微微一顿383,这才说到:“我大觉寺不敢说是什么泰山北斗,却也始终算是江湖上屹立不倒的门派吧。自昔年祖师创这大觉寺至今,已经有足足一千三百七十二年,始终兢兢业业,于外不愧对江湖。于内,不愧对我佛!”
段新城肃然起敬,顾士这边刚听完了昨天晚上发生的事情,知道这大觉寺内古怪重重,此时此刻却也是神色如常,还不忘鄙视了一下自己的师弟。
“只是……”
晦海禅师忽然语锋一转:“有一件事情,却让大觉寺弟子颜面尽丧,近些年来始终少有大觉寺弟子踏足江湖,便是因为此事……”
众人精神一震,知道总算是说到关键之处了。
晦海禅师继续说道:“三十年前,卷苍山上,天下群雄围剿修罗堂之事,诸位应该也都知道。”
“这是自然。”
众人点头。
“当时老衲正值壮年,和晦行师兄一起,领了师尊之命,下山除恶。联合天下各门各派,各帮各寨,围剿这修罗堂。
“而最终和那大堂主一战之中,我们师兄弟两个,虽然破了大堂主的血河神功,将其格杀当场。然而老衲师兄晦行禅师却一着不慎,中了他的血河神功!
“大堂主玄功通神,一身武功造诣已经到了绝顶之列,而血河神功却又是天底下第一等的诡异武功。
“故此,虽然大堂主身死,然而留在师兄体内的毒血,却始终未解……日夜承受血枯暴虐之痛。”
说到这里的时候,晦海禅师的脸上多了几分慈悲之色:“这毒血发作之时,浑身血液如同沸水,体魄筋骨为之煎熬不断,更有疯狂暴虐之意直冲心神……以至于每日夜间,毒血发作之时,师兄都让我将其捆绑起来。

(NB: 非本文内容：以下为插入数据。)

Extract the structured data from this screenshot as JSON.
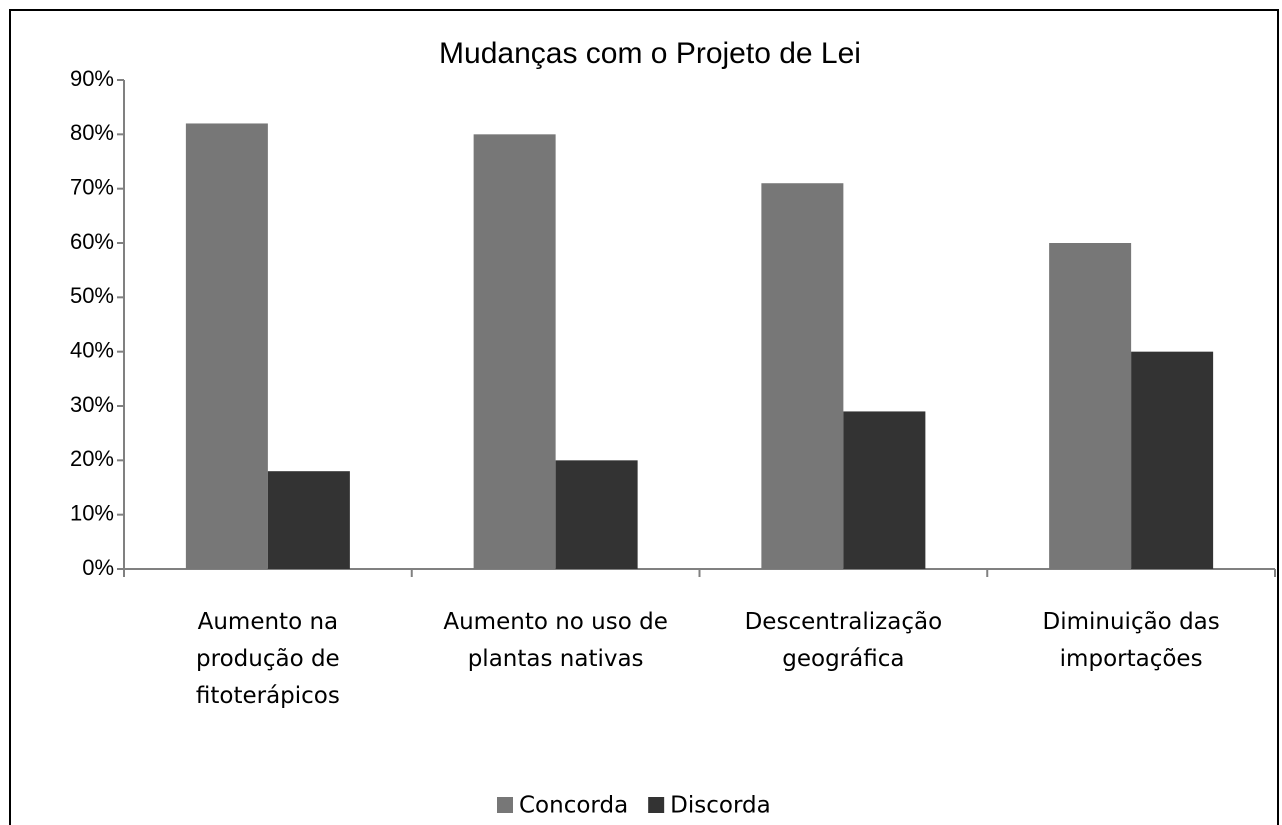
{
  "chart_data": {
    "type": "bar",
    "title": "Mudanças com o Projeto de Lei",
    "categories": [
      "Aumento na\nprodução de\nfitoterápicos",
      "Aumento no uso de\nplantas nativas",
      "Descentralização\ngeográfica",
      "Diminuição das\nimportações"
    ],
    "series": [
      {
        "name": "Concorda",
        "color": "#777777",
        "values": [
          82,
          80,
          71,
          60
        ]
      },
      {
        "name": "Discorda",
        "color": "#333333",
        "values": [
          18,
          20,
          29,
          40
        ]
      }
    ],
    "ylim": [
      0,
      90
    ],
    "yticks": [
      {
        "value": 0,
        "label": "0%"
      },
      {
        "value": 10,
        "label": "10%"
      },
      {
        "value": 20,
        "label": "20%"
      },
      {
        "value": 30,
        "label": "30%"
      },
      {
        "value": 40,
        "label": "40%"
      },
      {
        "value": 50,
        "label": "50%"
      },
      {
        "value": 60,
        "label": "60%"
      },
      {
        "value": 70,
        "label": "70%"
      },
      {
        "value": 80,
        "label": "80%"
      },
      {
        "value": 90,
        "label": "90%"
      }
    ],
    "legend": "bottom"
  }
}
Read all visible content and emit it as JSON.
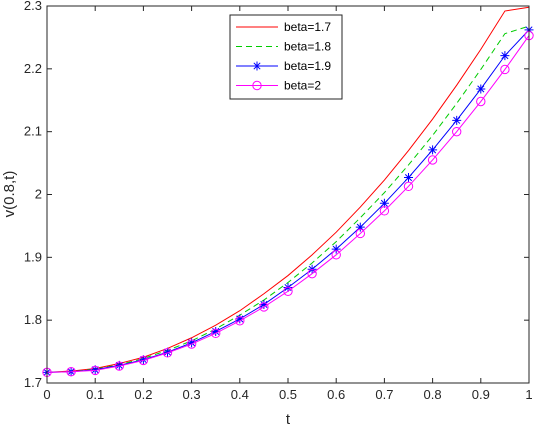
{
  "chart_data": {
    "type": "line",
    "xlabel": "t",
    "ylabel": "v(0.8,t)",
    "xlim": [
      0,
      1
    ],
    "ylim": [
      1.7,
      2.3
    ],
    "xticks": [
      "0",
      "0.1",
      "0.2",
      "0.3",
      "0.4",
      "0.5",
      "0.6",
      "0.7",
      "0.8",
      "0.9",
      "1"
    ],
    "yticks": [
      "1.7",
      "1.8",
      "1.9",
      "2",
      "2.1",
      "2.2",
      "2.3"
    ],
    "grid": false,
    "legend_position": "top-center",
    "x": [
      0,
      0.05,
      0.1,
      0.15,
      0.2,
      0.25,
      0.3,
      0.35,
      0.4,
      0.45,
      0.5,
      0.55,
      0.6,
      0.65,
      0.7,
      0.75,
      0.8,
      0.85,
      0.9,
      0.95,
      1
    ],
    "series": [
      {
        "name": "beta=1.7",
        "color": "#ff0000",
        "line_style": "solid",
        "marker": "none",
        "values": [
          1.717,
          1.719,
          1.723,
          1.731,
          1.741,
          1.755,
          1.772,
          1.792,
          1.815,
          1.842,
          1.871,
          1.904,
          1.94,
          1.98,
          2.023,
          2.07,
          2.12,
          2.174,
          2.231,
          2.292,
          2.298
        ]
      },
      {
        "name": "beta=1.8",
        "color": "#00cc00",
        "line_style": "dashed",
        "marker": "none",
        "values": [
          1.717,
          1.718,
          1.722,
          1.729,
          1.739,
          1.752,
          1.767,
          1.786,
          1.808,
          1.832,
          1.86,
          1.891,
          1.925,
          1.963,
          2.003,
          2.047,
          2.094,
          2.145,
          2.199,
          2.256,
          2.268
        ]
      },
      {
        "name": "beta=1.9",
        "color": "#0000ff",
        "line_style": "solid",
        "marker": "star",
        "values": [
          1.717,
          1.718,
          1.721,
          1.728,
          1.737,
          1.749,
          1.764,
          1.782,
          1.802,
          1.825,
          1.852,
          1.881,
          1.913,
          1.948,
          1.986,
          2.027,
          2.071,
          2.118,
          2.168,
          2.221,
          2.262
        ]
      },
      {
        "name": "beta=2",
        "color": "#ff00ff",
        "line_style": "solid",
        "marker": "circle",
        "values": [
          1.717,
          1.718,
          1.72,
          1.727,
          1.736,
          1.748,
          1.762,
          1.779,
          1.799,
          1.821,
          1.846,
          1.874,
          1.904,
          1.938,
          1.974,
          2.013,
          2.055,
          2.1,
          2.148,
          2.199,
          2.253
        ]
      }
    ]
  }
}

“一日两日姑且能耐,三日四日,也还无妨,然而……日日夜夜,年年月月承此煎熬,却又是谁能够受得了呢?
“师兄当时不止一次让我杀了他,可是……老衲又如何能够下此毒手?
“如此,大概过了足足三年之久,忽然,师兄体内的毒血不在发作了。
“老衲本来喜出望外,只以为魔高一尺,道高一丈。“可是……最后却发现,并不是这样。”
晦海禅师深深地叹了口气:“原来当年我们师兄弟二人联手击杀了大堂主之后,师兄还从大堂主的身上拿到了一件东西……”他抬头看向了众人:“血河神功秘籍!”